On my return home I tried to convey the sense of threat. There was little interest, partly because at that time everything was still seen through a cold war lens and Yugoslavia was non-aligned; and partly because my picture of the threat was still very cloudy.

Looking back, I think that much of the division that emerged in the European left over the recent Nato action was linked to the kind of exposure people had to eastern Europe. The argument is not over “Nato right or wrong”. The dividing line is the perception of “peace”. Those who became engaged with eastern Europe before and during the 1989 revolutions developed a different perception from the mainstream anti-Nato peace movements.

The split is demonstrated perfectly by the recent row within the German Greens. The party reared on anti-war protest rallied to its leader, the foreign minister Joschka Fischer, who was backing the Nato campaign. But resignations and noisy protests made it a near thing. “You call me a warmonger, and next you’ll want to nominate Milosevic for the Nobel peace prize,” he replied to hecklers at a meeting in May. “Peace requires that people are not murdered, that people are not deported and that women are not raped.”

The same argument had been painstakingly honed, years before 1989, in a series of “east-west dialogues” across central Europe, a three-way discussion between progressive dissidents in the different satellite states and people from the west, broadly on the left, who supported change there. The argument then was that you cannot have peace without rule by consent – the western left should support civil liberties in eastern Europe, rather than take the view, common at the time, that since Thatcher supported the dissidents they must be suspect. It was only after the collapse of the old regimes in 1989 that this view became mainstream.

Differences over eastern Europe – and Yugoslavia in particular – were important on the British left. For years Yugoslavia gave many people a warm feeling: there was a third way (in the old, pre-Blair sense). You could be socialist and independent of Moscow. You didn’t have to lock your people within the country’s borders. You could allow some market activity within a socialist economic framework.
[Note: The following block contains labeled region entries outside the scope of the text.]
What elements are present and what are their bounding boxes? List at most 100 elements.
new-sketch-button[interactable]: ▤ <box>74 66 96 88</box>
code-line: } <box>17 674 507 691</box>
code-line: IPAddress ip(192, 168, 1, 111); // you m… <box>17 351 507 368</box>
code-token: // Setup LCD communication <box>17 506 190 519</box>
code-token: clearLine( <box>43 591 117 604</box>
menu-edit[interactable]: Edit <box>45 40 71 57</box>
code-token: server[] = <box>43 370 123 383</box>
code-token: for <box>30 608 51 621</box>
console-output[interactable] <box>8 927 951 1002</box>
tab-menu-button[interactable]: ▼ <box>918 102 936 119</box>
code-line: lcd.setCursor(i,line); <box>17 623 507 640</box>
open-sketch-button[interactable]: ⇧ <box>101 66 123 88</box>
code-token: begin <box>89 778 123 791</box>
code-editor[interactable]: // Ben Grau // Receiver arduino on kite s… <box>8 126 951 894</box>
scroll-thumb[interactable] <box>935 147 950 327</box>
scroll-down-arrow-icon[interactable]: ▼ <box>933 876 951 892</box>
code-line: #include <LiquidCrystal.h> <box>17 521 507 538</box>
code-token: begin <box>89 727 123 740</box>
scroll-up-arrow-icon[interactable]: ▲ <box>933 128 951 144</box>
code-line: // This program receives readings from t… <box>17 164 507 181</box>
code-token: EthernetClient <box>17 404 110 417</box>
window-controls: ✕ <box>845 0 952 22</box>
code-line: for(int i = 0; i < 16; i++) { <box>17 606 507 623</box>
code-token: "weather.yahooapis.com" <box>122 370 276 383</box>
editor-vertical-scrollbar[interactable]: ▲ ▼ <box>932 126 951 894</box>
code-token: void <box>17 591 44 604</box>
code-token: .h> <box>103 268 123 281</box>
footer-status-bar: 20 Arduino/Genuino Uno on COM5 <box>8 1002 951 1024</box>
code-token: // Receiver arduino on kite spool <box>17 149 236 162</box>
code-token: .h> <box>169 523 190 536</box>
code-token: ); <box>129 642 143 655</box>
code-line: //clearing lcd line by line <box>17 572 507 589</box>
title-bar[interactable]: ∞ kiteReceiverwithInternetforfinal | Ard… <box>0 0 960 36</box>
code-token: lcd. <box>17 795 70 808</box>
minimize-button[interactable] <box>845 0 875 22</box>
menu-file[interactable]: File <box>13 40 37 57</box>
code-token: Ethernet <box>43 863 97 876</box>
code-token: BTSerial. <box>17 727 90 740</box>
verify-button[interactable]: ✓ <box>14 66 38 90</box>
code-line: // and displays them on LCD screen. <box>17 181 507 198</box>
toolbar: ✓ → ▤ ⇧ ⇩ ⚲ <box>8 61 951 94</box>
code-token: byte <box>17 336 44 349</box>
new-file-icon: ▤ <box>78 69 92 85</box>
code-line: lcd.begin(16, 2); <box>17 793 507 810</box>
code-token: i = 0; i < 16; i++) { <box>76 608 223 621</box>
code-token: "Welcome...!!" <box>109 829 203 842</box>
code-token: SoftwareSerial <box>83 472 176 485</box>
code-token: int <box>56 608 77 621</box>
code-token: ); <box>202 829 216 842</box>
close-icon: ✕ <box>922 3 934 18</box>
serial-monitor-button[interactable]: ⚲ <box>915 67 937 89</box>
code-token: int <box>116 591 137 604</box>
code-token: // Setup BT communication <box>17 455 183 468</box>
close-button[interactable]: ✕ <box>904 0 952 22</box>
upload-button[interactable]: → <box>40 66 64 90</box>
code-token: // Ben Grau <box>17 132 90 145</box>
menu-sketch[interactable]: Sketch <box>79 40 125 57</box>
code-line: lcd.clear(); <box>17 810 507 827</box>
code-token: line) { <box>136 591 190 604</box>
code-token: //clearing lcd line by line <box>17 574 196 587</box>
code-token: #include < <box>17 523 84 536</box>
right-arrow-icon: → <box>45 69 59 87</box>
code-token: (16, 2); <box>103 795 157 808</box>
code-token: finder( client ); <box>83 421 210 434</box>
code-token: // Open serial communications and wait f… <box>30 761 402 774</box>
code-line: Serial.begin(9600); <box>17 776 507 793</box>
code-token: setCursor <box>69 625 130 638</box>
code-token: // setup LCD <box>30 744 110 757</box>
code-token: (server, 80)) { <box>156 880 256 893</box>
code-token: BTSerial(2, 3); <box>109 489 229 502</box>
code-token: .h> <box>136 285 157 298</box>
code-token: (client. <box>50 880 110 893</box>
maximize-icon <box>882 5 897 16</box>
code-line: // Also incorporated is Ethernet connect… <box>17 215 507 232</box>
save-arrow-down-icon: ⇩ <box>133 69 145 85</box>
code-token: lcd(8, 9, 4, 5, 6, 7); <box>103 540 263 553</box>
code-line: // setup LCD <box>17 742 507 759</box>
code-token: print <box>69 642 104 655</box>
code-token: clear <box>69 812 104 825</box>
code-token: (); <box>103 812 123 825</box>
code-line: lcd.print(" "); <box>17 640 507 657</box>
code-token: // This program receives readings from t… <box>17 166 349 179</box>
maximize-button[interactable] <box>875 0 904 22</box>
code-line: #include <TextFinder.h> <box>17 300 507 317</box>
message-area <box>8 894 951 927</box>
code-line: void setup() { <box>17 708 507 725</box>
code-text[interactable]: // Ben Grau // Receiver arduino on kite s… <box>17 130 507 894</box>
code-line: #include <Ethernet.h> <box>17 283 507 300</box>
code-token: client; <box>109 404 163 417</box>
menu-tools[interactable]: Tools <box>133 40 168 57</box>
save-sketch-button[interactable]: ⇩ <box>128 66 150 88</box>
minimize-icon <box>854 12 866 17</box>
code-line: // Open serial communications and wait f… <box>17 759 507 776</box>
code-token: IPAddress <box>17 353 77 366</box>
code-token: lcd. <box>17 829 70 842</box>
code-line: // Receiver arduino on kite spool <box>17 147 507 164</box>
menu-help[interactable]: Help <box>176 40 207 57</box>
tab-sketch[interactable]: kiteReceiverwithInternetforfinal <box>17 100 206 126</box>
But there was a huge gap between hope and reality. From close up, federal, one-party Yugoslavia seemed to present the worst of both worlds, both economically and politically. Decentralised “self-management” had all the disadvantages of collective ownership without the one advantage of socialist planning – centralisation.

Politically the effort to gain “rights” was channelled into national aspirations. In any one-party system, spontaneous civic action is a threat, not because of its inherent qualities, but because it cannot be controlled from the top. In Yugoslavia the danger lay in this civic action taking place across the ethnically defined administrative boundaries – from Serbia to Croatia, from Slovenia to Kosovo. You couldn’t fight nationalism because you could never throw the bastards out.

The problem is that in all the former communist countries, not just in still- communist Serbia, the public’s grasp of independent civic action and rights that transcend ethnic identity is still very tenuous. The nasty red-brown nationalism that has filled the post-communist vacuum in some places is relatively rare. There is nothing to be complacent about, though, in either east or west. Eastern Europe still has more defining moments in store for us.